Further corrected conjecture:
For all prime numbers $p>5$ there exist a prime number $q<p$ such that $q\equiv m!\!\pmod p$, $2<m<p$.
or
Given a prime $p>5$ there exist a prime $q<p$ and $k,m\in\mathbb N$, $2<m<p$, such that $kp+q=m!$
I want help to prove the conjecture (which is tested for all $p<100,000,000$) or to find a counter-example.
p=7 q=3 k=3 m=4
p=11 q=2 k=2 m=4
p=13 q=11 k=1 m=4
p=17 q=7 k=1 m=4
p=19 q=5 k=1 m=4
p=23 q=5 k=5 m=5
p=29 q=23 k=173 m=7
p=31 q=7 k=23 m=6
p=37 q=17 k=19 m=6
p=41 q=23 k=17 m=6
p=43 q=29 k=937 m=8
p=47 q=11 k=107 m=7
p=53 q=31 k=13 m=6
p=59 q=2 k=2 m=5
p=61 q=59 k=1 m=5
p=67 q=53 k=1 m=5 ...
For several reasons I have had major problems extracting my real observations.
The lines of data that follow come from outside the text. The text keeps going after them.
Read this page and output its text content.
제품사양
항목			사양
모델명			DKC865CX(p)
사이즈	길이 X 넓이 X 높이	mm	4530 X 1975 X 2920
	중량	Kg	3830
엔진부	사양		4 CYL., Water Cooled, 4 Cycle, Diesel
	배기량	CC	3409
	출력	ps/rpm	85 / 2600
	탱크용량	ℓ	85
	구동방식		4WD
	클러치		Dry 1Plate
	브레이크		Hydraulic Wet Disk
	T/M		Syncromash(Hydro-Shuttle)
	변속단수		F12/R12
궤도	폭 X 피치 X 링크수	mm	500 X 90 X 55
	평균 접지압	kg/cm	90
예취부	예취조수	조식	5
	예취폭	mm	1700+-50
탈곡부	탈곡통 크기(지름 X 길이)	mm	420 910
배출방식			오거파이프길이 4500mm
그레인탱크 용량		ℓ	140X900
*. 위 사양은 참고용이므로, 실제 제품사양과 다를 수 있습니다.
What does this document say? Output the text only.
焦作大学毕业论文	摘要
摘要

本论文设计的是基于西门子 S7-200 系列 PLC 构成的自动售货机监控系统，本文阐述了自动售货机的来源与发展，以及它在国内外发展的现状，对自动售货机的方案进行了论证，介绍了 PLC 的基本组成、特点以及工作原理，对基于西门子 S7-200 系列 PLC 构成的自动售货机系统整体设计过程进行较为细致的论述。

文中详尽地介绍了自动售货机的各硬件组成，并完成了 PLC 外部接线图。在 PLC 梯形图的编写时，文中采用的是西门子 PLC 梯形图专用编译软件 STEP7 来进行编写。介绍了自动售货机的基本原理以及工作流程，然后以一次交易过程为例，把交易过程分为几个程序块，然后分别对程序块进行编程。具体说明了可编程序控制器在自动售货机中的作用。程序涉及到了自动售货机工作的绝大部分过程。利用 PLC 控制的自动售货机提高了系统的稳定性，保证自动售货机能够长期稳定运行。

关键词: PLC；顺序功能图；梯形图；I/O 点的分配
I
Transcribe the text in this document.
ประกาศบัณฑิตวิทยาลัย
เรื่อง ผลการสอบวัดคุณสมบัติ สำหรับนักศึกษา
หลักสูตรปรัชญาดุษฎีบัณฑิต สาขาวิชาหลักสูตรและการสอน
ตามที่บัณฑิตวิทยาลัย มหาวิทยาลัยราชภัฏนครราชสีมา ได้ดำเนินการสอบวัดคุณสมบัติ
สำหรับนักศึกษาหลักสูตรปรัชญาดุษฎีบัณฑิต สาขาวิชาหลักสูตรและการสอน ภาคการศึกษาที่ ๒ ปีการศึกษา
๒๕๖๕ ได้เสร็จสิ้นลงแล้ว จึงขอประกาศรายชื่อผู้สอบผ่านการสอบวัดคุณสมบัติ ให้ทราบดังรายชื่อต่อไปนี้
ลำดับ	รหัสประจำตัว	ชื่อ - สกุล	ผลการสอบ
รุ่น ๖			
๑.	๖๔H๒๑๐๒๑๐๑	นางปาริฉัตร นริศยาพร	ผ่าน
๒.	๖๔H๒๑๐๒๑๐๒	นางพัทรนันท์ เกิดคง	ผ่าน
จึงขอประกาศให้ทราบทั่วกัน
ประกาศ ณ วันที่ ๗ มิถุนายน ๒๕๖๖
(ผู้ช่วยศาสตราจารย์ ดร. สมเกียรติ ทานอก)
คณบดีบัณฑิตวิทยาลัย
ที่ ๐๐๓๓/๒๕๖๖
Also, the primes are not unique having this property, a lot of semiprimes, but not all, and occasionally some other numbers, also have it. It seems like less than one third of all natural numbers have it and there is a secondary conjecture:
For all primes $p$ there is a prime $q<p^2$ such that $q\equiv m!\pmod {p^2}$, $2<m<p^2$.
tested for all $p<100,000,000$.
There are strong reasons to believe that the conjecture is true. Suppose $0\equiv m!\!\pmod n$, then $0\equiv r!\!\pmod n$ for all $r>m$. And suppose $n=sp^t$, where $p$ is the largest prime dividing $n$, $p\nmid s$ and $t>0$, then $0\equiv (pt)!\!\pmod n$. If $p$ is a large prime there are a lot of nonzero solutions to $x\equiv m!\!\pmod p$ and the probability for one of those solutions to be a prime increase with p.
For $p=3$, $q$ has to be $2$.
Suppose that there exist $k,m\in\mathbb Z$ such that $$3k+2=m!$$ Since $m\gt 2$, the RHS is divisible by $3$. This is a contradiction.
Added : Similarly, for $p=5$, there is no such prime $q$.